Coast Guard Plan to Prevent Invasive Species Plagued by Loopholes
More than 20 years after the invasion of the zebra mussel, invasive species continue to wreak havoc on the Great Lakes and the economy. A Coast Guard proposal to stop invaders falls short of protecting the world’s largest fresh-water resource.
Aquatic invasive species threaten native fish and wildlife populations, contribute to bird die-offs, alter the food web, damage civic and business infrastructure, and harm the outdoor recreation economy.
All told, people, businesses and communities in the eight-state Great Lakes region pay at least $200 million per year in damage and control costs from non-native species like the zebra mussel and round goby.
At least 185 aquatic invasive species have been discoverered in the Great Lakes—and one new non-native species arrives in the lakes, on average, every 7 months.
The No. 1 way these invaders arrive is through ballast water discharge from ocean-going ships.
For years, the Coast Guard has dragged its feet in addressing the problem. Now it is trying—and had released a plan to require foreign ships to treat their ballast water to kill non-native organisms.

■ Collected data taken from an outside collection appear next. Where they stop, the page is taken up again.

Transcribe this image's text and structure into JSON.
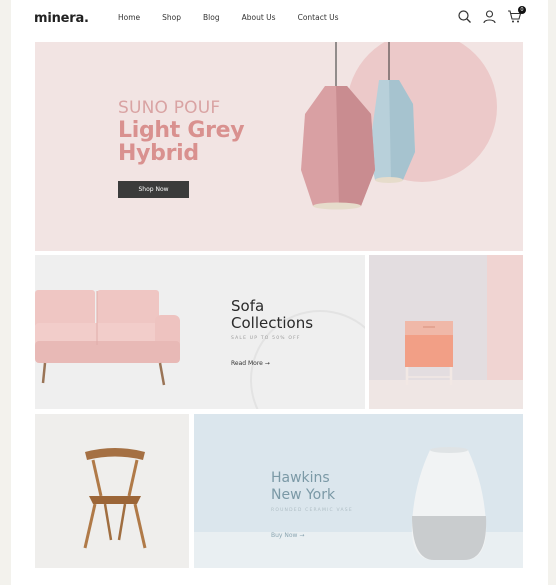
{
  "brand": {
    "logo": "minera."
  },
  "nav": {
    "items": [
      "Home",
      "Shop",
      "Blog",
      "About Us",
      "Contact Us"
    ]
  },
  "header_icons": {
    "search": "search-icon",
    "account": "user-icon",
    "cart": "cart-icon",
    "cart_count": "0"
  },
  "hero": {
    "kicker": "SUNO POUF",
    "title_line1": "Light Grey",
    "title_line2": "Hybrid",
    "button": "Shop Now",
    "colors": {
      "background": "#f2e4e3",
      "title": "#d9918f",
      "button": "#3b3b3b"
    }
  },
  "sofa_banner": {
    "title_line1": "Sofa",
    "title_line2": "Collections",
    "subtitle": "SALE UP TO 50% OFF",
    "link": "Read More →"
  },
  "vase_banner": {
    "title_line1": "Hawkins",
    "title_line2": "New York",
    "subtitle": "ROUNDED CERAMIC VASE",
    "link": "Buy Now →"
  }
}
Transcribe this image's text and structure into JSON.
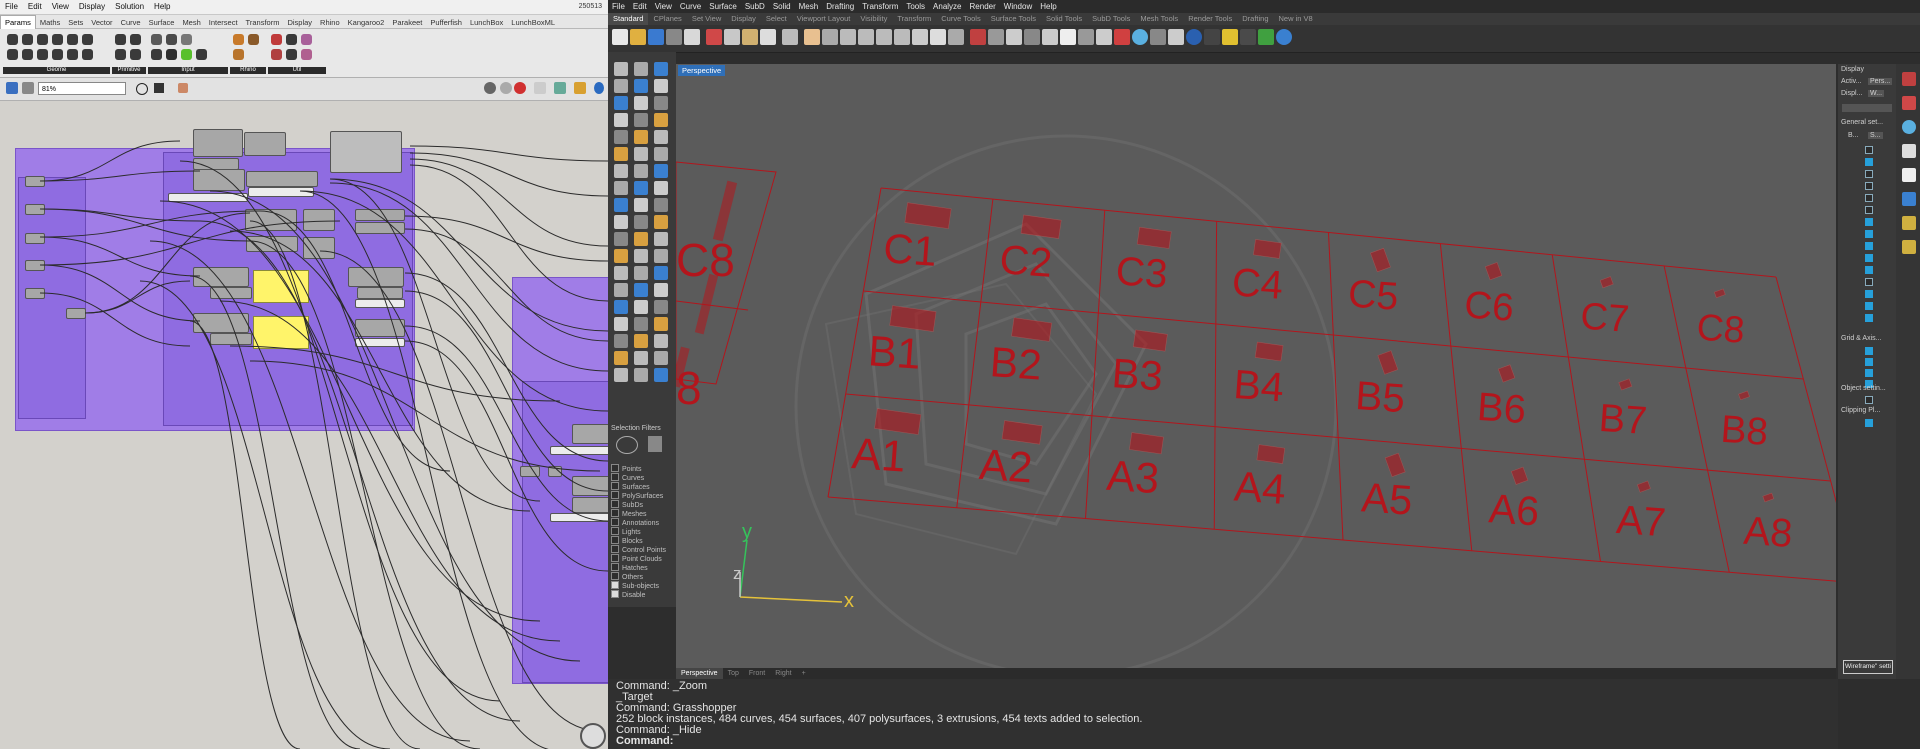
{
  "grasshopper": {
    "menu": [
      "File",
      "Edit",
      "View",
      "Display",
      "Solution",
      "Help"
    ],
    "version": "250513",
    "tabs": [
      "Params",
      "Maths",
      "Sets",
      "Vector",
      "Curve",
      "Surface",
      "Mesh",
      "Intersect",
      "Transform",
      "Display",
      "Rhino",
      "Kangaroo2",
      "Parakeet",
      "Pufferfish",
      "LunchBox",
      "LunchBoxML"
    ],
    "active_tab": "Params",
    "ribbon_groups": [
      "Geome",
      "Primitive",
      "Input",
      "Rhino",
      "Util"
    ],
    "zoom": "81%"
  },
  "rhino": {
    "menu": [
      "File",
      "Edit",
      "View",
      "Curve",
      "Surface",
      "SubD",
      "Solid",
      "Mesh",
      "Drafting",
      "Transform",
      "Tools",
      "Analyze",
      "Render",
      "Window",
      "Help"
    ],
    "tabs": [
      "Standard",
      "CPlanes",
      "Set View",
      "Display",
      "Select",
      "Viewport Layout",
      "Visibility",
      "Transform",
      "Curve Tools",
      "Surface Tools",
      "Solid Tools",
      "SubD Tools",
      "Mesh Tools",
      "Render Tools",
      "Drafting",
      "New in V8"
    ],
    "active_tab": "Standard",
    "viewport_title": "Perspective",
    "viewport_tabs": [
      "Perspective",
      "Top",
      "Front",
      "Right",
      "+"
    ],
    "active_viewport_tab": "Perspective",
    "axis_labels": {
      "x": "x",
      "y": "y",
      "z": "z"
    },
    "grid_labels": [
      "A1",
      "A2",
      "A3",
      "A4",
      "A5",
      "A6",
      "A7",
      "A8",
      "B1",
      "B2",
      "B3",
      "B4",
      "B5",
      "B6",
      "B7",
      "B8",
      "C1",
      "C2",
      "C3",
      "C4",
      "C5",
      "C6",
      "C7",
      "C8",
      "C8",
      "8"
    ],
    "selection_filters": {
      "title": "Selection Filters",
      "items": [
        {
          "label": "Points",
          "checked": false
        },
        {
          "label": "Curves",
          "checked": false
        },
        {
          "label": "Surfaces",
          "checked": false
        },
        {
          "label": "PolySurfaces",
          "checked": false
        },
        {
          "label": "SubDs",
          "checked": false
        },
        {
          "label": "Meshes",
          "checked": false
        },
        {
          "label": "Annotations",
          "checked": false
        },
        {
          "label": "Lights",
          "checked": false
        },
        {
          "label": "Blocks",
          "checked": false
        },
        {
          "label": "Control Points",
          "checked": false
        },
        {
          "label": "Point Clouds",
          "checked": false
        },
        {
          "label": "Hatches",
          "checked": false
        },
        {
          "label": "Others",
          "checked": false
        },
        {
          "label": "Sub-objects",
          "checked": true
        },
        {
          "label": "Disable",
          "checked": true
        }
      ]
    },
    "command_history": [
      "Command: _Zoom",
      "_Target",
      "Command: Grasshopper",
      "252 block instances, 484 curves, 454 surfaces, 407 polysurfaces, 3 extrusions, 454 texts added to selection.",
      "Command: _Hide"
    ],
    "command_prompt": "Command:",
    "display_panel": {
      "title": "Display",
      "active_label": "Activ...",
      "active_value": "Pers...",
      "display_label": "Displ...",
      "display_value": "W...",
      "general": "General set...",
      "b_label": "B...",
      "b_value": "S...",
      "grid_axes": "Grid & Axis...",
      "object_settings": "Object settin...",
      "clipping": "Clipping Pl...",
      "wireframe_button": "Wireframe\" setti"
    }
  },
  "colors": {
    "rhino_bg": "#2d2d2d",
    "viewport_bg": "#5b5b5b",
    "grid_red": "#b3151c",
    "gh_group": "#9a6ef0",
    "gh_panel": "#fff46a",
    "active_blue": "#2f6fb8",
    "axis_x": "#e5c23a",
    "axis_y": "#35c35b",
    "axis_z": "#c9c9c9"
  }
}
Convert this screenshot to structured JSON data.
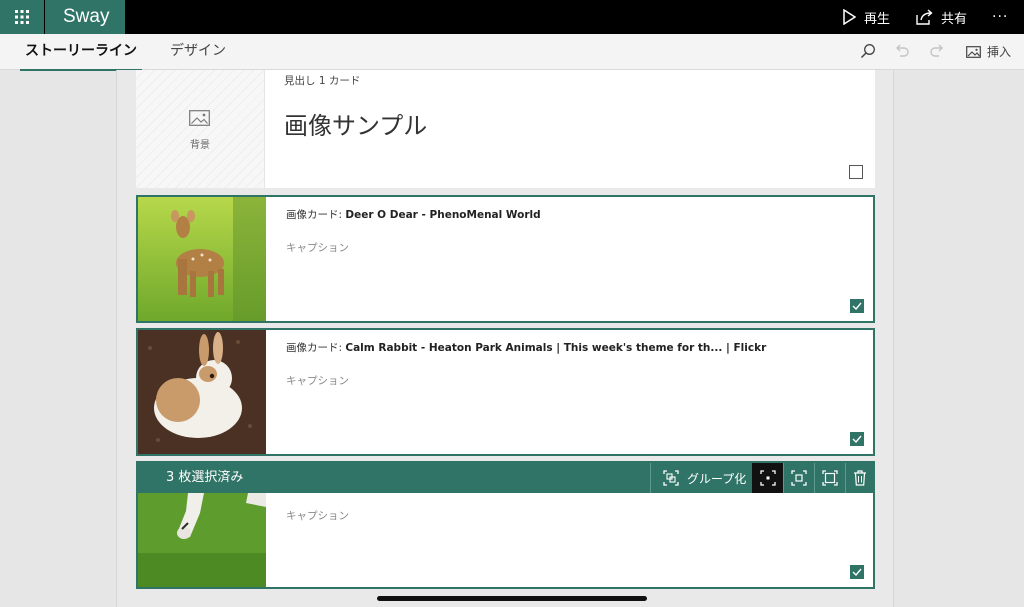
{
  "app": {
    "name": "Sway"
  },
  "topbar": {
    "play_label": "再生",
    "share_label": "共有",
    "more_label": "···"
  },
  "tabs": [
    {
      "label": "ストーリーライン",
      "active": true
    },
    {
      "label": "デザイン",
      "active": false
    }
  ],
  "toolbar": {
    "insert_label": "挿入"
  },
  "heading_card": {
    "type_label": "見出し 1 カード",
    "title": "画像サンプル",
    "background_label": "背景",
    "checked": false
  },
  "image_cards": [
    {
      "prefix": "画像カード: ",
      "title": "Deer O Dear - PhenoMenal World",
      "caption_placeholder": "キャプション",
      "checked": true
    },
    {
      "prefix": "画像カード: ",
      "title": "Calm Rabbit - Heaton Park Animals | This week's theme for th... | Flickr",
      "caption_placeholder": "キャプション",
      "checked": true
    }
  ],
  "selection_card": {
    "count_label": "3 枚選択済み",
    "group_label": "グループ化",
    "caption_placeholder": "キャプション",
    "checked": true
  },
  "colors": {
    "accent": "#2f7466",
    "topbar": "#000000",
    "canvas": "#e9e9e9"
  }
}
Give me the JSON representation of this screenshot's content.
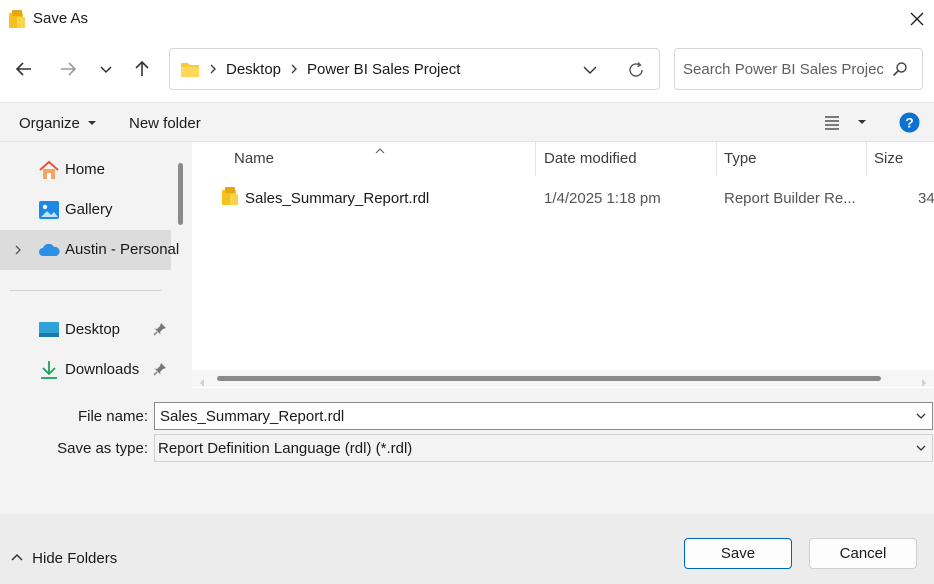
{
  "window": {
    "title": "Save As"
  },
  "address": {
    "crumbs": [
      "Desktop",
      "Power BI Sales Project"
    ]
  },
  "search": {
    "placeholder": "Search Power BI Sales Project"
  },
  "commands": {
    "organize": "Organize",
    "new_folder": "New folder"
  },
  "sidebar": {
    "items": [
      {
        "label": "Home",
        "icon": "home-icon"
      },
      {
        "label": "Gallery",
        "icon": "gallery-icon"
      },
      {
        "label": "Austin - Personal",
        "icon": "onedrive-cloud-icon"
      },
      {
        "label": "Desktop",
        "icon": "desktop-icon"
      },
      {
        "label": "Downloads",
        "icon": "downloads-icon"
      }
    ]
  },
  "filelist": {
    "columns": [
      "Name",
      "Date modified",
      "Type",
      "Size"
    ],
    "rows": [
      {
        "name": "Sales_Summary_Report.rdl",
        "date": "1/4/2025 1:18 pm",
        "type": "Report Builder Re...",
        "size": "34"
      }
    ]
  },
  "form": {
    "file_name_label": "File name:",
    "file_name_value": "Sales_Summary_Report.rdl",
    "save_type_label": "Save as type:",
    "save_type_value": "Report Definition Language (rdl)  (*.rdl)"
  },
  "footer": {
    "hide_folders": "Hide Folders",
    "save": "Save",
    "cancel": "Cancel"
  },
  "colors": {
    "accent": "#0067c0",
    "folder": "#f8c93a",
    "help": "#0a72d1",
    "onedrive": "#2b8fe5"
  }
}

Invasive Species a Disease; Coast Guard Rule not Right Medicine
The U.S. Coast Guard’s plan to regulate ballast water discharges to keep freighters from importing more invasive species into the Great Lakes would take too long and is filled with loopholes, according to the National Wildlife Federation.
The Coast Guard is holding a hearing in Chicago, Ill., on a proposed rule to protect the Great Lakes and other U.S. waters from the introduction of aquatic invasive species via ballast water discharge.
“Invasive species from ballast water have infected the Great Lakes like a cancer. We need strong medicine to stop this disease, and we need it fast,” said Andy Buchsbaum, regional executive director of the National Wildlife Federation’s Great Lakes Regional Center and co-chair of the Healing Our Waters-Great Lakes Coalition. “The Coast Guard rule could be that medicine – but right now it’s too slow and it has too many loopholes.”
Rules Take Too Long—Gives Some Ships 22 Years to Comply
Buchsbaum said the proposed ballast water discharge standard is as environmentally protective as the toughest state law. But the proposal would give some ships up to 22 years to comply with the new regulations.
Of particular concern, Buchsbaum said, are ocean freighters from around the world that visit Great Lakes ports.
Foreign ships have imported 57 invasive species into the Great Lakes over the past 50 years, including zebra mussels, quagga mussels and the round goby.
“Ocean-going ships could avoid complying until after 2020, and there are loopholes that extend the deadline even farther,” Buchsbaum said. “That’s like waiting until the patient dies before offering any medicine.”
Invasive species that ocean freighters hauled into the Great Lakes in ballast water tanks now cause more than $200 million damage annually, according to a University of Notre Dame study.
“The Obama Administration needs to act swiftly to force foreign vessels to stop discharging into the Great Lakes and other U.S. waters harmful aquatic invasive species that impact our health, economy and way of life,” Buchsbaum said.